Asian Beef with Snap Peas and Wide Egg Noodles
Stir fried beef strips and snow peas in a garlic ginger soy sauce served over wide egg noodles for a flavorful and satisfying meal.
This recipe for Asian beef with snap peas and wide egg noodles is a flavorful and satisfying dish that combines tender beef strips, crisp snap peas, and soft egg noodles. The beef is seasoned with Szechuan pepper and kosher salt, then stir-fried with minced garlic and ginger until browned. The snap peas are added and cooked until tender, then a delicious sauce made of soy sauce, rice wine, brown sugar, and cornstarch is added to thicken and coat the beef and snap peas. The dish is served over a bed of wide egg noodles and garnished with sliced red onion and sesame seeds, adding extra texture and flavor. The result is a balanced and savory dish with a touch of sweetness and nuttiness from the sesame seeds that will delight your taste buds.
Ingredients
- 1 pound beef eye of round steaks, cut into thin strips
- 8 ounces snap peas
- 2 cups wide egg noodles
- 1 tablespoon minced garlic
- 1 tablespoon minced ginger root
- 3 tablespoons soy sauce
- 2 tablespoons mirin rice wine
- 1 tablespoon light brown sugar
- 1/2 teaspoon cornstarch
- 1 tablespoon coarse kosher salt
- 1/2 tablespoon fresh cracked Szechuan pepper
- 1/4 cup fresh sliced green onions
- 2 tablespoons sesame seeds
Instructions
- In a small bowl, stir together 3 tablespoons soy sauce, 2 tablespoons rice wine, 1 tablespoon brown sugar, and 1/2 teaspoon cornstarch and set aside.

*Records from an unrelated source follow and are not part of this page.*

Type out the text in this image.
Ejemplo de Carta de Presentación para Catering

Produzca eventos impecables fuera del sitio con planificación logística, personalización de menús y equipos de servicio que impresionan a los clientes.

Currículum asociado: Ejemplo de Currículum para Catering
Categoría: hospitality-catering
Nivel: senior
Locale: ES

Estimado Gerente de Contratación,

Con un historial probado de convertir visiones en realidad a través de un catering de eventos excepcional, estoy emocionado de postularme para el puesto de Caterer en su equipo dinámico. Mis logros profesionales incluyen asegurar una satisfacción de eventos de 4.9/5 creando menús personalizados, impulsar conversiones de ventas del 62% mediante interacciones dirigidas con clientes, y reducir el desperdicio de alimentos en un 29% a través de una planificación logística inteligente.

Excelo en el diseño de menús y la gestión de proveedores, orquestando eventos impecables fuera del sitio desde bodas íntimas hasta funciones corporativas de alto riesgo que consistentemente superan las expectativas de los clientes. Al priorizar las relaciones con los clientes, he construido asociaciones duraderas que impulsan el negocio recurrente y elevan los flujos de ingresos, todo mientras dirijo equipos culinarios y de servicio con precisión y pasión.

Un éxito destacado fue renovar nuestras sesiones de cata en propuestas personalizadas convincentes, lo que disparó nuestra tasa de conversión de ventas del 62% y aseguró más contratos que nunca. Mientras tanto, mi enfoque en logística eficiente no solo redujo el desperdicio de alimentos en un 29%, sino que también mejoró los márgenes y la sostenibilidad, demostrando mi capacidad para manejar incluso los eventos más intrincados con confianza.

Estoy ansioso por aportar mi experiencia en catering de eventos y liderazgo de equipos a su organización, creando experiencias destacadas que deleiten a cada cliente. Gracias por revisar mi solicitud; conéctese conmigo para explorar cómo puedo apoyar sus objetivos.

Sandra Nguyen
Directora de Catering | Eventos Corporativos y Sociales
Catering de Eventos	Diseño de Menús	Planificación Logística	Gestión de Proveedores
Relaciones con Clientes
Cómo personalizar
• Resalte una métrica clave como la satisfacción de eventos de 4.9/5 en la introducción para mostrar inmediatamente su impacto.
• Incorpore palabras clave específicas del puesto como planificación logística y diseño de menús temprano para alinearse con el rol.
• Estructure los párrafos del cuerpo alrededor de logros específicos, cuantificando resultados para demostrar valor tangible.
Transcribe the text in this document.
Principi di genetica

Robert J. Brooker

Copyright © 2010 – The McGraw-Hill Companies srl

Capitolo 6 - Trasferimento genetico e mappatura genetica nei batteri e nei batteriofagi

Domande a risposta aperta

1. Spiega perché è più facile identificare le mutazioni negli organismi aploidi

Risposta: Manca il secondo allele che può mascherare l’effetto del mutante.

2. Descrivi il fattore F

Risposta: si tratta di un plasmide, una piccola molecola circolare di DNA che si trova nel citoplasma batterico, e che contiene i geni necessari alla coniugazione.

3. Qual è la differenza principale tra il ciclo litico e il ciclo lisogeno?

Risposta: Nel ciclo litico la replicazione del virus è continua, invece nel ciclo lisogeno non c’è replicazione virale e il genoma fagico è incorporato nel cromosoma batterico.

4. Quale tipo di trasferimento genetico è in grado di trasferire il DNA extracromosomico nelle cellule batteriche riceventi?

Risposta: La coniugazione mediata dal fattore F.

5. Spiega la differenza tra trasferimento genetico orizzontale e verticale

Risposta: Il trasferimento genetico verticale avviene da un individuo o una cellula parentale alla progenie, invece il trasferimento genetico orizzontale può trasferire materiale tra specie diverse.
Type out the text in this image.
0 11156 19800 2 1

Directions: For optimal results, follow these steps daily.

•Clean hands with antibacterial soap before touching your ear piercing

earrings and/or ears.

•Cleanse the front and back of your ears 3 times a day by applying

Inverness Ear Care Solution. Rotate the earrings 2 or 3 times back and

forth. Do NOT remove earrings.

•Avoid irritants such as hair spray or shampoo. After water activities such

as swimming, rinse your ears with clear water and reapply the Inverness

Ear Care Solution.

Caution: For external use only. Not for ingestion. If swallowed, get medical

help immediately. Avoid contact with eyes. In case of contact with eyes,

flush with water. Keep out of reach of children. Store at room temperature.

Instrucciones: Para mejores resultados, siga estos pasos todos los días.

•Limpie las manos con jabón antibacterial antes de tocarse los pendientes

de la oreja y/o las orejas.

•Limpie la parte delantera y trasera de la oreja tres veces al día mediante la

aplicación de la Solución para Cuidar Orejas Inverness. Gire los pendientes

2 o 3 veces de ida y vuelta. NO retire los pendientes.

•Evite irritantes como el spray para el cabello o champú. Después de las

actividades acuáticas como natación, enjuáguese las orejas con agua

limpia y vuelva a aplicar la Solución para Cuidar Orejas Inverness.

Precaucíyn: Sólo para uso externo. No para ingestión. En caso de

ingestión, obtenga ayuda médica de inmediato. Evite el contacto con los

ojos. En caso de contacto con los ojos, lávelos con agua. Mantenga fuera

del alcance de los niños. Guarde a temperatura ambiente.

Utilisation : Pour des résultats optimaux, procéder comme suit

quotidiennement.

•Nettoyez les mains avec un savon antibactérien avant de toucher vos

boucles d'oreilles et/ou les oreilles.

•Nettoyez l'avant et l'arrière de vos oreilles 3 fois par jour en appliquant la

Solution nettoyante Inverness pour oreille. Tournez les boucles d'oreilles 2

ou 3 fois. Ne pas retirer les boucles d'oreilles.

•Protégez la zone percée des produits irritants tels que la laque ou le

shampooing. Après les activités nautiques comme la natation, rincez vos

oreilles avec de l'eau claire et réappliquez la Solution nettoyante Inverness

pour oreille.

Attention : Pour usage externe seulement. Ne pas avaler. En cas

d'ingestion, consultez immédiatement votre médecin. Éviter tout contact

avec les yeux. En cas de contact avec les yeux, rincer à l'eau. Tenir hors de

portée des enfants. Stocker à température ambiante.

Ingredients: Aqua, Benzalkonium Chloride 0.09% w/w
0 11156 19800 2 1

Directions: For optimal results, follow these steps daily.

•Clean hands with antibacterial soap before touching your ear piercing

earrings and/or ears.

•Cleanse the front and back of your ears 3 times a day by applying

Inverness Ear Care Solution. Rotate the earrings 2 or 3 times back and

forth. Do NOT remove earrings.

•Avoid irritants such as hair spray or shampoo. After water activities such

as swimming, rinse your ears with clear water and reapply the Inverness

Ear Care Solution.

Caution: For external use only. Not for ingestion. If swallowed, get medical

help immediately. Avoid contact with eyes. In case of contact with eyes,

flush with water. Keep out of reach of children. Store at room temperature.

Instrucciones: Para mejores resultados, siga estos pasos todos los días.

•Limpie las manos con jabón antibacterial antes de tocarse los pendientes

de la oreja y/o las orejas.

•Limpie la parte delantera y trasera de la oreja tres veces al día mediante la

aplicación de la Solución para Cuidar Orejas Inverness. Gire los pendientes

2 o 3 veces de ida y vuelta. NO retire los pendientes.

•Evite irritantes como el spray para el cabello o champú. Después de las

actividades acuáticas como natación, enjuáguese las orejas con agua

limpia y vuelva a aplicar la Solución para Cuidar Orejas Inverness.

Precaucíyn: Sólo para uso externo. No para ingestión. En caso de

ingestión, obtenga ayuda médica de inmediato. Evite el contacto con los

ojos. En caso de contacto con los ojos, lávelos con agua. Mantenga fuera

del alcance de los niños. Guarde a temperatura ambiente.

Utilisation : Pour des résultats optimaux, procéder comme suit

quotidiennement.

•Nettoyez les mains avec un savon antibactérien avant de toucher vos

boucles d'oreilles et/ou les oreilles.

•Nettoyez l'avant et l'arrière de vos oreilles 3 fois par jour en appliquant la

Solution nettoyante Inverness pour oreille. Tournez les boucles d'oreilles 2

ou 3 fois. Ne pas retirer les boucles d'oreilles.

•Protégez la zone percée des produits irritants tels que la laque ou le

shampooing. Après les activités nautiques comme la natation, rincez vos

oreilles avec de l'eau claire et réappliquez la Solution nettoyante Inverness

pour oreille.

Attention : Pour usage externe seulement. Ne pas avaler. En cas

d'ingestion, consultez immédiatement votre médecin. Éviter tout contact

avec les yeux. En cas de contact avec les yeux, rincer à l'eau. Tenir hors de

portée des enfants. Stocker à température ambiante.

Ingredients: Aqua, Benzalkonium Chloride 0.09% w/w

- Slice the beef steaks into thin strips, cutting across the grain.
- Season the beef strips in a large bowl with coarse kosher salt and fresh cracked Szechuan pepper.
- Prepare minced garlic, ginger, and snow peas.
- Boil a pot of water to cook the wide egg noodles while cooking the stir fry.
- Heat a large skillet or wok to med-high and add the garlic and ginger, stirring until fragrant about 30 seconds.
- Add the beef to the skillet and stir about 2 minutes until browned.
- Add the snap peas and stir about 3 more minutes.
- Stir in the sauce mixture and heat to boiling stirring constantly. Then simmer a few minutes until the sauce begins to thicken.
- Serve over wide egg noodles.
- Garnish with sliced red onion and sesame seeds.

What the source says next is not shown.